Indirect Bias: When Neutral Words Become Gendered
What about words that don’t explicitly reference gender? Indirect bias occurs when seemingly neutral words become associated with gender through their relationships with other words. For example, while “softball” and “football” are not inherently gendered terms, they may show gender associations due to how they’re used in language and society.
We can detect indirect bias by identifying word pairs that form a semantic axis (like softball-football), measuring how other words align with this axis, and examining if alignment correlates with gender bias. Let’s see how this works by measuring the gender bias of these words:
# Words associated with softball-football axis
softball_associations = [
"pitcher",
"bookkeeper",
"receptionist",
"nurse",
"waitress"
]
football_associations = [
"footballer",
"businessman",
"pundit",
"maestro",
"cleric"
]
# Calculate biases for all words
gender_biases = []
sports_biases = []
words = softball_associations + football_associations
for word in words:
gender_bias = analyze(word, "she", "he", model)

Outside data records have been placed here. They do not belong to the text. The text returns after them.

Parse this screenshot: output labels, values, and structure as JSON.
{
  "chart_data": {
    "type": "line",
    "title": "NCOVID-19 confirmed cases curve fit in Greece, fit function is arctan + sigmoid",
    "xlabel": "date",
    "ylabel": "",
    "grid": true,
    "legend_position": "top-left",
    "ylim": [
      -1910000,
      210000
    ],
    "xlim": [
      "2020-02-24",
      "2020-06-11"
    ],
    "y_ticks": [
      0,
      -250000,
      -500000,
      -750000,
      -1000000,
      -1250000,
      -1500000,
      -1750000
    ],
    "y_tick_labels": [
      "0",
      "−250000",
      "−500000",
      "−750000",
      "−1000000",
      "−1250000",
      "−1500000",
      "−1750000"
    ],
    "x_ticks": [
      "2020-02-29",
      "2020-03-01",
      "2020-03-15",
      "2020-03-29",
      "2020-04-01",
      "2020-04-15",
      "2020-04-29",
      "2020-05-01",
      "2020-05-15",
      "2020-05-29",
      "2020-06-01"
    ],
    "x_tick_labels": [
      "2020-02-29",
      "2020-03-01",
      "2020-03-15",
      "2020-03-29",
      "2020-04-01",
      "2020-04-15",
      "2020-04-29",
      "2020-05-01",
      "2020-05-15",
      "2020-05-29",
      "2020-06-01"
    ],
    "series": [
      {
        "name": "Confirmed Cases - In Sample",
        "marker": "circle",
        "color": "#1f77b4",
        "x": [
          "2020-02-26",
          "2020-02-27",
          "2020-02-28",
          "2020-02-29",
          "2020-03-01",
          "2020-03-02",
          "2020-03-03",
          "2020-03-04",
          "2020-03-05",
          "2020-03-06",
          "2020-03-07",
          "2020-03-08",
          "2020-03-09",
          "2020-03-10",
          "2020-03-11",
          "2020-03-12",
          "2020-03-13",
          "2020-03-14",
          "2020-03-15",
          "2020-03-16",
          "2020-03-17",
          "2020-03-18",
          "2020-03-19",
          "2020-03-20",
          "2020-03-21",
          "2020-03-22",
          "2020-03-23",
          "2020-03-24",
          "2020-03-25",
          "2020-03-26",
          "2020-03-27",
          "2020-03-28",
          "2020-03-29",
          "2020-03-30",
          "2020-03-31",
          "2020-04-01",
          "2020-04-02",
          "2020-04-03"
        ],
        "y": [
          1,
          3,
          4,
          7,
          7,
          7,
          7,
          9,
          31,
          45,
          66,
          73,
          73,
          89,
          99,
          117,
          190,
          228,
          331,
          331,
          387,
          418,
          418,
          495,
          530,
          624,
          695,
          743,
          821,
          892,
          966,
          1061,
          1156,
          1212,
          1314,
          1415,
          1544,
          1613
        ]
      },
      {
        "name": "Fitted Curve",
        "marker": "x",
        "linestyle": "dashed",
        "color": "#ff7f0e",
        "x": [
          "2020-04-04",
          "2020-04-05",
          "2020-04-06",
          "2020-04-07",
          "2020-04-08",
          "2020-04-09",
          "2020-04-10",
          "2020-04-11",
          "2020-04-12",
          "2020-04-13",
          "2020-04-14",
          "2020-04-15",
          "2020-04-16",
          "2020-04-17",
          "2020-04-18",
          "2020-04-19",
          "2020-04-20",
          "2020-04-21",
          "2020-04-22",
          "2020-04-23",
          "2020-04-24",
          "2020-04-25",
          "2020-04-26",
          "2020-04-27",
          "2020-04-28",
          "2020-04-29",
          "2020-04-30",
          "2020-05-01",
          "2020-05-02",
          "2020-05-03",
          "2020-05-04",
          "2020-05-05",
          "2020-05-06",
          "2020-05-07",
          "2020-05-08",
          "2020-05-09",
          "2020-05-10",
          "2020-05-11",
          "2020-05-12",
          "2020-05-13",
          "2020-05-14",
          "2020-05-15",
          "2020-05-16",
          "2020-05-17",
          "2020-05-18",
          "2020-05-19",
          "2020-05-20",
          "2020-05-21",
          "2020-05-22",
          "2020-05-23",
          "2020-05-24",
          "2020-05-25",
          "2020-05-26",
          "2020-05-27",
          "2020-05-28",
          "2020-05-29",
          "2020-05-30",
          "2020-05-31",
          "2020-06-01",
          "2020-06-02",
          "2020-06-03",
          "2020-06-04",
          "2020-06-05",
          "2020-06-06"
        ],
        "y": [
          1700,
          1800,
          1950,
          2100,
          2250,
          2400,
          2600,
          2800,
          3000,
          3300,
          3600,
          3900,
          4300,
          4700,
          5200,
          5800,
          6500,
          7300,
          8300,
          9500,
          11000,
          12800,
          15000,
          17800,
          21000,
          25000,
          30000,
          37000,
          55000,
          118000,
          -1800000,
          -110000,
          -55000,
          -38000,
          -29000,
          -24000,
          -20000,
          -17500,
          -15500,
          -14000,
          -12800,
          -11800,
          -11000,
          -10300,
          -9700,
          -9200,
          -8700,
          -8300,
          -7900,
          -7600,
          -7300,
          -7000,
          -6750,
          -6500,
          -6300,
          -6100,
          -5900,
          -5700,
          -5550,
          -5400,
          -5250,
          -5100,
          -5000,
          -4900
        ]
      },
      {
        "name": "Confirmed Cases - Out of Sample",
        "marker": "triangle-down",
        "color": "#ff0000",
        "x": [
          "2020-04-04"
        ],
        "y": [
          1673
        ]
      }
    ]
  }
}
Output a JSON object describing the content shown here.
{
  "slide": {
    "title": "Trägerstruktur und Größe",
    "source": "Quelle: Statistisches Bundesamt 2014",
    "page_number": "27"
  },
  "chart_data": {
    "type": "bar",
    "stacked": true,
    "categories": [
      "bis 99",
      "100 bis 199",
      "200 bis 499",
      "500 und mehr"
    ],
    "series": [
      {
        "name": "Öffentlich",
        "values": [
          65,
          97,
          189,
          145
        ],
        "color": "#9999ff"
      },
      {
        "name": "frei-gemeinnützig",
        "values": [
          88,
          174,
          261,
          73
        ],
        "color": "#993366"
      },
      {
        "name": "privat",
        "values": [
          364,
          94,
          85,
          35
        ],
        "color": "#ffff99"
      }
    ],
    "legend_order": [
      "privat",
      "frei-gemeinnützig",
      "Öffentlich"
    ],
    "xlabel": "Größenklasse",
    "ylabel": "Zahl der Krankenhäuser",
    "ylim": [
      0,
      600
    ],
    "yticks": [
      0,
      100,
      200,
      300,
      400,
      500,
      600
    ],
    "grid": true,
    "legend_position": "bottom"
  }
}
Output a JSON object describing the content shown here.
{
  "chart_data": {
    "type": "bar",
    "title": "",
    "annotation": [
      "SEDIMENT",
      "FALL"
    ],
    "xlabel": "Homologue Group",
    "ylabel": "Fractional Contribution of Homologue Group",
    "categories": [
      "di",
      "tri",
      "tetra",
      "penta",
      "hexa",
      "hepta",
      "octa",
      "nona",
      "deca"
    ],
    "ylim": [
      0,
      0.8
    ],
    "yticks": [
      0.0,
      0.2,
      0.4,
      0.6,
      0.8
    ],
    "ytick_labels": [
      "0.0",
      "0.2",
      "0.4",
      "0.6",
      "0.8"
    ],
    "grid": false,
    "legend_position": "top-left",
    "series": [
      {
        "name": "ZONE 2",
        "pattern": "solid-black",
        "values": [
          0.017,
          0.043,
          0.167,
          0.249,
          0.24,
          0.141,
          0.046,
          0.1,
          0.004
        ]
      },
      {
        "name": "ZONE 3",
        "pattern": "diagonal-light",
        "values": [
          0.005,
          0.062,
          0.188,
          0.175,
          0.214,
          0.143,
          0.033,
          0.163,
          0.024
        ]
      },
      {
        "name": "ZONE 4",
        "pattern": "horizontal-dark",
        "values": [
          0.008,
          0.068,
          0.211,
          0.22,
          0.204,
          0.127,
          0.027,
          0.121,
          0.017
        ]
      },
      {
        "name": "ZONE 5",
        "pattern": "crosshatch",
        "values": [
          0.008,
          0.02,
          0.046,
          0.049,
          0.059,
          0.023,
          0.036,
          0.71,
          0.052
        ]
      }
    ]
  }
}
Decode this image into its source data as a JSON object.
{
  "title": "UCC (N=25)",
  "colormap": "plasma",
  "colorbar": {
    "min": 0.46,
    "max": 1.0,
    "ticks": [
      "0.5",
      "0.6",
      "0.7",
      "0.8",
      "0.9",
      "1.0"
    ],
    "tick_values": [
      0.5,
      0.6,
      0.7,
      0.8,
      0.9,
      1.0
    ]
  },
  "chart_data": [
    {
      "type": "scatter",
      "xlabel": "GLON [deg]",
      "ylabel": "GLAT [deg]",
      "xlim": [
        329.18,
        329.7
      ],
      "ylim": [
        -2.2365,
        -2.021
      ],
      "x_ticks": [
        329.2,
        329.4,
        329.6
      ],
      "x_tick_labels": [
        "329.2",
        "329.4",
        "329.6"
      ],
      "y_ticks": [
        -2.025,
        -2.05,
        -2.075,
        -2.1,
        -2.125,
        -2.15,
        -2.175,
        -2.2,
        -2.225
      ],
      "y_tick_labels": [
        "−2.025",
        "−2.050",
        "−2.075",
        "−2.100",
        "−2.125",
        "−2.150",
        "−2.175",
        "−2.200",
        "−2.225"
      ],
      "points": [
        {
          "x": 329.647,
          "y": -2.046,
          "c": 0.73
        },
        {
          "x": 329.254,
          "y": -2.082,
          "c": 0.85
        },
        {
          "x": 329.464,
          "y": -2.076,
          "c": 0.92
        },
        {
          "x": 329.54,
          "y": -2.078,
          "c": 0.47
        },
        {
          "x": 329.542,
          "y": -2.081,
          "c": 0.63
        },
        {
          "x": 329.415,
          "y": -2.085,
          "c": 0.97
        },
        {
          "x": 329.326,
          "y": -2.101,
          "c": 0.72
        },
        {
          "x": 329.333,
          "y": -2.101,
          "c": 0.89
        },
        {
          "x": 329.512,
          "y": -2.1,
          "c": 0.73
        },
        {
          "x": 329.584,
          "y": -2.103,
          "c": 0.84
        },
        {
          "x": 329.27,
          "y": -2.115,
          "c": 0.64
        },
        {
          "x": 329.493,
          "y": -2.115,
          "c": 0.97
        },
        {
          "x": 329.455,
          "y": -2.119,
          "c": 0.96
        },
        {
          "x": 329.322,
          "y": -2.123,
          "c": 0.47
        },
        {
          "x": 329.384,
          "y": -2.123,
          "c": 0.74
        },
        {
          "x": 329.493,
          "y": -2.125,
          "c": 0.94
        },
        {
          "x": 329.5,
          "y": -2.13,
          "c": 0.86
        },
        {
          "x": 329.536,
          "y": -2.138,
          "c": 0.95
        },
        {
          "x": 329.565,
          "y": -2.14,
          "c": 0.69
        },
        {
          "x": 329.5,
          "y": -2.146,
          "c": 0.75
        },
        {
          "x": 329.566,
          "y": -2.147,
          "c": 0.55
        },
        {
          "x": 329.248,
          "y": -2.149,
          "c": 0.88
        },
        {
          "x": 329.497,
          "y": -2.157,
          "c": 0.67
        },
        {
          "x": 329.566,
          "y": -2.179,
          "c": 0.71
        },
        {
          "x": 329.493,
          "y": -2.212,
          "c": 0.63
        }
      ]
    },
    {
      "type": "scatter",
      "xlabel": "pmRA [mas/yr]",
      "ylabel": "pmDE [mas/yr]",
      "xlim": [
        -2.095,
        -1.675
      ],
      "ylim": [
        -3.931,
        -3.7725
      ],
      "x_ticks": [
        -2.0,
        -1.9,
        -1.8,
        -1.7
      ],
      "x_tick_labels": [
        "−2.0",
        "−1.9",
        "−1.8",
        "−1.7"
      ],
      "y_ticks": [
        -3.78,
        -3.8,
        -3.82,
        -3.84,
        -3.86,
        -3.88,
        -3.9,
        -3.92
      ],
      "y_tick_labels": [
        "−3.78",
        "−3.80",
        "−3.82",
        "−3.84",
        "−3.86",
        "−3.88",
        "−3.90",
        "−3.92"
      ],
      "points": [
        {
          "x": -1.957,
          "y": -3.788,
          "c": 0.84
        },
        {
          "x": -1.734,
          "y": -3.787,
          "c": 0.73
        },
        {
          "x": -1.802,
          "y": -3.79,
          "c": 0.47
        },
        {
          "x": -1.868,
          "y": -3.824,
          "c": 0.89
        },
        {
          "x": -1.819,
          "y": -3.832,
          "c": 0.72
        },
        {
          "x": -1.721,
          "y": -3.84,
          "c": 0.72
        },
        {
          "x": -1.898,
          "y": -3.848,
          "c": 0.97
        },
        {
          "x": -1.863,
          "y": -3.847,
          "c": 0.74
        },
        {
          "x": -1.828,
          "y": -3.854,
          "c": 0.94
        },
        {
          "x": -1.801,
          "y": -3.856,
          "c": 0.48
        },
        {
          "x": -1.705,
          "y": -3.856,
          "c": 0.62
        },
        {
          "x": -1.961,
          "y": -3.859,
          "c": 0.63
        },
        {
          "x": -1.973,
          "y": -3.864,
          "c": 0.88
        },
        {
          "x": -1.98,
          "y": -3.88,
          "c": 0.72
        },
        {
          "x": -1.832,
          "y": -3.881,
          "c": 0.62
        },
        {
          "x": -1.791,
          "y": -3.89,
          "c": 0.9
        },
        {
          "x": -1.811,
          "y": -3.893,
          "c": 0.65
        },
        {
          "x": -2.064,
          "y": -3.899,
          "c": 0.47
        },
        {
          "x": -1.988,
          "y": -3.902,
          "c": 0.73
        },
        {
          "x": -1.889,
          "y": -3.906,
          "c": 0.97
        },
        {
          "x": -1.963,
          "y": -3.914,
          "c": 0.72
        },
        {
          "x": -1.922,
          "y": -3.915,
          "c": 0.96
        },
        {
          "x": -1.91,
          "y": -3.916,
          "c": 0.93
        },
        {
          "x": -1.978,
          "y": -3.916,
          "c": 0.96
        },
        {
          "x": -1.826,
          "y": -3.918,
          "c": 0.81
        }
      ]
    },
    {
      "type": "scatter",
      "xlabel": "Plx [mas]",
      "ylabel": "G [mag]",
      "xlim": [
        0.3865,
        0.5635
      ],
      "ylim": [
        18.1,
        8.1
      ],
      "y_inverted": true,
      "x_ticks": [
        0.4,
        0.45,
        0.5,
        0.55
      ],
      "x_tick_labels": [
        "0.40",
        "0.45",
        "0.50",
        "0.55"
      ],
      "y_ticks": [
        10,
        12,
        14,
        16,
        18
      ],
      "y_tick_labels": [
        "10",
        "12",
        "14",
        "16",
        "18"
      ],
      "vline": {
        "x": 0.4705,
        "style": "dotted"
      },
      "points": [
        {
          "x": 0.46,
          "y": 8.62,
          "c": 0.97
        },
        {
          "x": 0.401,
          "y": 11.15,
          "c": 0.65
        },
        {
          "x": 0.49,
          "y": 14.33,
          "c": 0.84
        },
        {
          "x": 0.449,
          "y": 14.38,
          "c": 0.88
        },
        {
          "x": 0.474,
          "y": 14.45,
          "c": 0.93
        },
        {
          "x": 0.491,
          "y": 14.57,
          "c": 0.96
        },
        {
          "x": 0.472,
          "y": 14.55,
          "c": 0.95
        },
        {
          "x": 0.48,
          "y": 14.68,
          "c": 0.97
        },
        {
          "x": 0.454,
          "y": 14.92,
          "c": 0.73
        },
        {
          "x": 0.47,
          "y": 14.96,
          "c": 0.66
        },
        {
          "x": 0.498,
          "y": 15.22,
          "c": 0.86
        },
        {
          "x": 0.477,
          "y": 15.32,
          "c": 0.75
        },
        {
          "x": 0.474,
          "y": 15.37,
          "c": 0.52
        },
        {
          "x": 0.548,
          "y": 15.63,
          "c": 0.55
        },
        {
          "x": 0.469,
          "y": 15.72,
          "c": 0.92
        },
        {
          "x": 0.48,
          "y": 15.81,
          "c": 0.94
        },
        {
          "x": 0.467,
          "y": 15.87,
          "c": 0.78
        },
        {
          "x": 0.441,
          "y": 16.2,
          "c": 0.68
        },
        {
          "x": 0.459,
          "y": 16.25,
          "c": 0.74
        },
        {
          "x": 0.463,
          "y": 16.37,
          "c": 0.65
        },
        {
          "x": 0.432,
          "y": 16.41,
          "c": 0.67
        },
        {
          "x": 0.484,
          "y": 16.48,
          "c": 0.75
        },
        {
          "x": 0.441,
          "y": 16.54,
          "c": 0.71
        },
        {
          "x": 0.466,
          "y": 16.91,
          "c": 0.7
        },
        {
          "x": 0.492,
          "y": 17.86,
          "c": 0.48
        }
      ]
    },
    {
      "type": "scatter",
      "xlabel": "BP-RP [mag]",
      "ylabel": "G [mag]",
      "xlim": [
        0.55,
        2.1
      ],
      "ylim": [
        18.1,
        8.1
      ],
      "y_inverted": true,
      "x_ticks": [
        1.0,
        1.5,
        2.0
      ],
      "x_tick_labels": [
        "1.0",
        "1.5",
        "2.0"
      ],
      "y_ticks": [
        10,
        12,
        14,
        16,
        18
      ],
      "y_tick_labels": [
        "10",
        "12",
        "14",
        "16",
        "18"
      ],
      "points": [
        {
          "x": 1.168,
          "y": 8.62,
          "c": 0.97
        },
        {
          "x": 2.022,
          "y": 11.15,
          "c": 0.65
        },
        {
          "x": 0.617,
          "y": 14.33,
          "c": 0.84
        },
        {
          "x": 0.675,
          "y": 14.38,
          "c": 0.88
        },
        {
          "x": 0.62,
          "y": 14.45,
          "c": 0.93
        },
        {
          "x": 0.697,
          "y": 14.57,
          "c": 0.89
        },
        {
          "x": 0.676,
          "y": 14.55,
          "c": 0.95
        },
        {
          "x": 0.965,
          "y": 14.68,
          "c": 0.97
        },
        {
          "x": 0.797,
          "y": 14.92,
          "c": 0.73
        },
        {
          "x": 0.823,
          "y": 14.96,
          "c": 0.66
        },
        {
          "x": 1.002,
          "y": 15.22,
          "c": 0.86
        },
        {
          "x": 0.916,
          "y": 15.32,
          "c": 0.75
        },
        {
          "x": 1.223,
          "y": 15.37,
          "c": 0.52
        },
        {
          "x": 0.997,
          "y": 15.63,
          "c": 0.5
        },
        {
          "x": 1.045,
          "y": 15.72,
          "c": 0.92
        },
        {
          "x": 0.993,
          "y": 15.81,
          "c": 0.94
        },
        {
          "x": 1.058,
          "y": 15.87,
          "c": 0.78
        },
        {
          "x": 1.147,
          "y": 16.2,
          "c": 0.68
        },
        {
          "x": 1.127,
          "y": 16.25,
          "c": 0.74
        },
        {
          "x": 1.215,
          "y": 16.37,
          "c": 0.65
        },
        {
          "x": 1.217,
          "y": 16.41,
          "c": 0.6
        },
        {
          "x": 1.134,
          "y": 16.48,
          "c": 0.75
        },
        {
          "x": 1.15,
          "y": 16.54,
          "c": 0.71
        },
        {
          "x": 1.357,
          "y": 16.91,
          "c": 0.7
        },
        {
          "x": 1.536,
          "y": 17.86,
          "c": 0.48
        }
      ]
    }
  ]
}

sports_bias = analyze(word, "softball", "football", model)
gender_biases.append(gender_bias)
sports_biases.append(sports_bias)Let’s plot the results:
Code
# Analyze bias along both gender and sports axes
import matplotlib.pyplot as plt
import seaborn as sns
from adjustText import adjust_text
# Create scatter plot
fig, ax = plt.subplots(figsize=(6, 6))
sns.scatterplot(x=gender_biases, y=sports_biases, ax=ax)
ax.set_xlabel("Gender Bias (she-he)")
ax.set_ylabel("Sports Bias (softball-football)")
ax.set_title("Indirect Bias Analysis: Gender vs Sports")
# Add labels for each point
texts = []
for i, word in enumerate(words):
texts.append(ax.text(gender_biases[i], sports_biases[i], word, fontsize=12))
adjust_text(texts, arrowprops=dict(arrowstyle='-', color='gray', lw=0.5))
ax.grid(True, alpha=0.3)
plt.show()
sns.despine()
<Figure size 672x480 with 0 Axes>
The plot reveals a correlation where words associated with “softball” (y-axis greater than 0) also tend to be associated with “she” (x-axis greater than 0), while “football” terms align with “he”. This suggests that even if we remove explicit gender words, the structure of the space still encodes gender through these proxy dimensions.
The Impact and Path Forward
Word embeddings, while powerful, inevitably capture and reflect societal biases present in the large text corpora they are trained on. We observed both direct bias (where occupations or attributes align strongly with specific gender pronouns) and indirect bias (where seemingly neutral concepts become gendered through their associations with other words). This analysis highlights the importance of understanding and mitigating these biases to prevent the perpetuation of stereotypes in AI systems and ensure fairness in applications like search, recommendation, and hiring.